As successful as Glenn was at business, he was even prouder of his accomplishments in his philanthropic and civic endeavors. For the past 10 years, Glenn served as a Board Member of Trevor Day School and worked pro bono for the school in its relocation and expansion. Glenn also served on the boards of the Downtown Brooklyn Partnership and the Brooklyn Navy Yard Development Corporation, and helped guide the activities of and raise money for Horizons at Brooklyn Friends Schools and Jewish Community House of Bensonhurst. This past June, Glenn received the Renaissance Award from the Brooklyn Hospital Foundation.

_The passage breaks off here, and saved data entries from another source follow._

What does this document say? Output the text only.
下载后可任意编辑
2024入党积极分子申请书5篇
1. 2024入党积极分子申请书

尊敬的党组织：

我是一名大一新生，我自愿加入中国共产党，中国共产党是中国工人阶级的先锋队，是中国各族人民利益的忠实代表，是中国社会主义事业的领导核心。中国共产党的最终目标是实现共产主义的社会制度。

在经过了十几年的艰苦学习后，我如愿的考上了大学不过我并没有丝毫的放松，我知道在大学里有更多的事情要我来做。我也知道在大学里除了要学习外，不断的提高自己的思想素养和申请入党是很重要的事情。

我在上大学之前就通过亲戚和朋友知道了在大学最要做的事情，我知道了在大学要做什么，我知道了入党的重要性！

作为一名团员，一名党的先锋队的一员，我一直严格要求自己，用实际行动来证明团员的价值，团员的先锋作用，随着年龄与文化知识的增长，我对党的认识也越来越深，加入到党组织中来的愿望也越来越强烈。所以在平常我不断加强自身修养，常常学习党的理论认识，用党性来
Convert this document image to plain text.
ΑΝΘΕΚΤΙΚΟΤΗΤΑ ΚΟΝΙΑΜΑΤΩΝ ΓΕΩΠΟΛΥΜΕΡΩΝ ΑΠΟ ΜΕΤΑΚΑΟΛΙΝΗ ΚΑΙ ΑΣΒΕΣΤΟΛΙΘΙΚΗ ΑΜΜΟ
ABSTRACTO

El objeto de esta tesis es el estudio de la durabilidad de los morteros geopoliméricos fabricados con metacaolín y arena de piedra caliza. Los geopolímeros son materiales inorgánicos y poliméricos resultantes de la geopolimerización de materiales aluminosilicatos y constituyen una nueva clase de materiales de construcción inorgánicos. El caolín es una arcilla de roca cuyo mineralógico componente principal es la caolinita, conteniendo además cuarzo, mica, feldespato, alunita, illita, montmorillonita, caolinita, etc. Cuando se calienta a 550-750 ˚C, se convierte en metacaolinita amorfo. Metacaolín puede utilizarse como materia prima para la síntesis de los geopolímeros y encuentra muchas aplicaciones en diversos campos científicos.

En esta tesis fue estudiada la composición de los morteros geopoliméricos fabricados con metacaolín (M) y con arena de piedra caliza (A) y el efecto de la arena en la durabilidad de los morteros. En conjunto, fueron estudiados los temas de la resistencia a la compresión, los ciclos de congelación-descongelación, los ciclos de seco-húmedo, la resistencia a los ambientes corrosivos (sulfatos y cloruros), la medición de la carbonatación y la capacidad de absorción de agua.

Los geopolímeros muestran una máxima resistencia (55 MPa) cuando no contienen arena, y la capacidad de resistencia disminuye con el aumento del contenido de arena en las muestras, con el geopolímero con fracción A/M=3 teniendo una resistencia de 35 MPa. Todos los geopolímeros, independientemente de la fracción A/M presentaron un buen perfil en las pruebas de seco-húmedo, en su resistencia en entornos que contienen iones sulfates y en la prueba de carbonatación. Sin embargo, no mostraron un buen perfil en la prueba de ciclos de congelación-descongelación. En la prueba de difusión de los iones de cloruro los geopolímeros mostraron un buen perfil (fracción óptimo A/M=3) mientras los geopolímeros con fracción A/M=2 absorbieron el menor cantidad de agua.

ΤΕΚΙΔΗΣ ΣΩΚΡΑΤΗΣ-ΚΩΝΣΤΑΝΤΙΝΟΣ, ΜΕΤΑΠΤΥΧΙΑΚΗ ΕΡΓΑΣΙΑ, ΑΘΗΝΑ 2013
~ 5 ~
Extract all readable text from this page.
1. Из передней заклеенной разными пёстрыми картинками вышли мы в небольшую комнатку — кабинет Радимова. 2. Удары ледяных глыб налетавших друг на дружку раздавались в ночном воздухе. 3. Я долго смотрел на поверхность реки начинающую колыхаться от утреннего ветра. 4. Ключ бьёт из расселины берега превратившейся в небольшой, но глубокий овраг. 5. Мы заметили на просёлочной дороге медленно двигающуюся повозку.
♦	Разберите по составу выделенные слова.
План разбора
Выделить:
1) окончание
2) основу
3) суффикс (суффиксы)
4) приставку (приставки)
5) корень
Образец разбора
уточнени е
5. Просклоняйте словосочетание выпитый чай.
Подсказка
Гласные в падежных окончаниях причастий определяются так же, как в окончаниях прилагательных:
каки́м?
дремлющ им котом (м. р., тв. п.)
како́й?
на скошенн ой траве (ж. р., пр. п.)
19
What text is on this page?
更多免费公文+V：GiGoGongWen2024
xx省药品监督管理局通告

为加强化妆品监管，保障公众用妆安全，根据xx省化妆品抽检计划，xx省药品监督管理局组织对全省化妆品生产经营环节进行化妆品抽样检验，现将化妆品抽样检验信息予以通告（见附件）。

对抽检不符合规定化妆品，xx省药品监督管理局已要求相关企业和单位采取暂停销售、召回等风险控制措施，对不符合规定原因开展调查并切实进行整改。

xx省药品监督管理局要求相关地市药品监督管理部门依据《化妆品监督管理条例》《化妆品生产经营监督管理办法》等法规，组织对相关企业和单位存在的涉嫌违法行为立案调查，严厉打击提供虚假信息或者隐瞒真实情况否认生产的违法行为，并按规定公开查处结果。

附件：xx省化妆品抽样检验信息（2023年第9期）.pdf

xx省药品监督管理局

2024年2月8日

Glenn’s love for New York was heightened in 2007-2008 through his participation at David Rockefeller Fellow, a program of the NYC Partnership, often noting that it was the most rewarding year of his professional experience.

“Glenn was selected as a David Rockefeller Fellow because of his outstanding professional achievements and his commitment to making the city a better place for everyone,” stated Kathryn Wylde, President & CEO of the Partnership for New York City. “He put his leadership skills to work as a key player in the resurgence of Brooklyn.”

He is survived by his wife of 21 years, Jan Testori-Markman and their son Clio, a sophomore at the College of Holy Cross, and daughter Edie Ray, a junior at Trevor Day School; parents Marty and Karen Markman, his brother Greg Markman and sister-in-law Margaret and their children, Nick, Andrew and Joey; his mother- and father-in-law Christine and Edward Testori; and his brother- and sister-in-law Jay and Susan Testori and their children Gina, Julia, Scott and Amber.
In order to carry forward Glenn’s commitment to philanthropy in the city he loved so dearly, his family has established the Glenn Markman Memorial Fund. The fund will be administered through The New York Community Trust. If you wish to honor Glenn’s memory, contributions can be made to The New York Community Trust-Glenn Markman Memorial Fund, 909 Third Avenue, 22nd Fl, New York, NY. 10022.